Document Type

Dissertation

Date of Award

Spring 5-31-2018

Degree Name

Doctor of Philosophy in Mathematical Sciences - (Ph.D.)

Department

Mathematical Sciences

First Advisor

Shahriar Afkhami

Second Advisor

Lou Kondic

Third Advisor

Shawn Alexander Chester

Fourth Advisor

Denis L. Blackmore

Fifth Advisor

Christopher Batty

Abstract

This dissertation is developed in the field of Computational Fluid Dynamics (CFD) and it focuses on numerical simulations of the dynamics of thin viscoelastic films in different settings. The first part of this dissertation presents a novel computational investigation of thin viscoelastic films and drops, that are subject to the van der Waals interaction force, in two spatial dimensions. The liquid films are deposited on a flat solid substrate, that can have a zero or nonzero inclination with respect to the base. The equation that governs the interfacial dynamics of the thin films and drops is obtained within the long-wave approximation of the Navier-Stokes equations, with the Jeffreys model for viscoelastic stresses. The effects of viscoelasticity and the substrate slippage on the dynamics of thin viscoelastic films are investigated. Moreover, the effects of viscoelasticity on drops that spread or recede on a prewetted flat substrate are analyzed. For dewetting films, the numerical results show the presence of multiple secondary droplets for higher values of the relaxation time, consistently with experimental findings. These secondary length scales are found to be suppressed by gravitational effects when the case of dewetting films on inverted planes is analyzed. For spreading and receding drops on flat, prewetted substrates, viscoelastic effects are found to lead to deviations from the Cox-Voinov law for partially wetting fluids. In general, viscoelasticity enhances the spreading and suppresses the retraction of viscoelastic drops, compared to Newtonian ones.

The second part of this dissertation presents a novel numerical investigation of the dynamics of free-boundary flows of viscoelastic liquid membranes, not necessarily deposited on solid substrates. The governing equation describes the balance of linear momentum, in which the stresses include the viscoelastic response to deformations of Maxwell type. A penalty method is utilized to enforce near incompressibility of the viscoelastic media, in which the penalty constant is proportional to the viscosity of the fluid.
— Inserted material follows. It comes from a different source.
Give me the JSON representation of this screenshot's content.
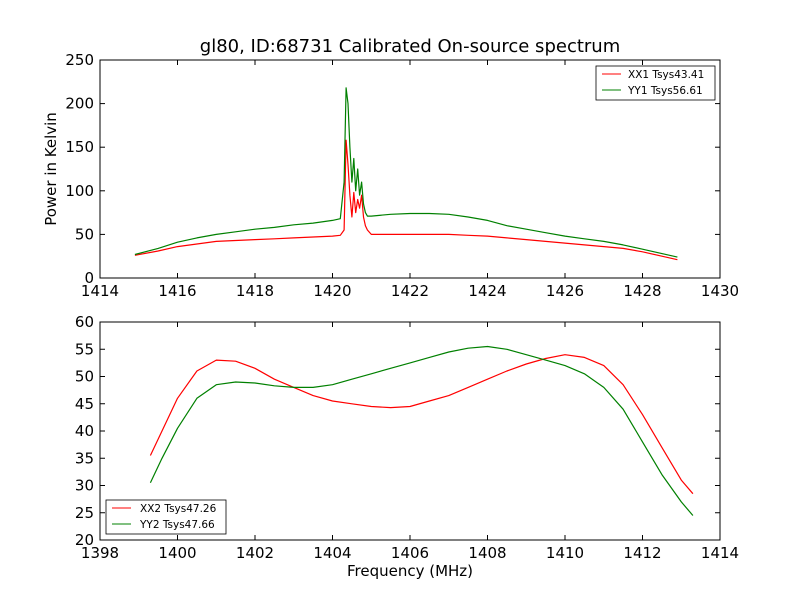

A finite element method is used, in which the slender geometry representing the liquid membrane is discretized by linear three-node triangular elements under plane stress conditions. Two applications of interest are considered for the numerical framework provided: shear flow, and extensional flow in drawing processes. Finally, the last part of this dissertation considers the expansion of the study of the dynamics of viscoelastic membranes by applying the general theory of shells, in which any application of loading or external forces causes both bending and stretching, so that buckling or wrinkling phenomena can be investigated as future work.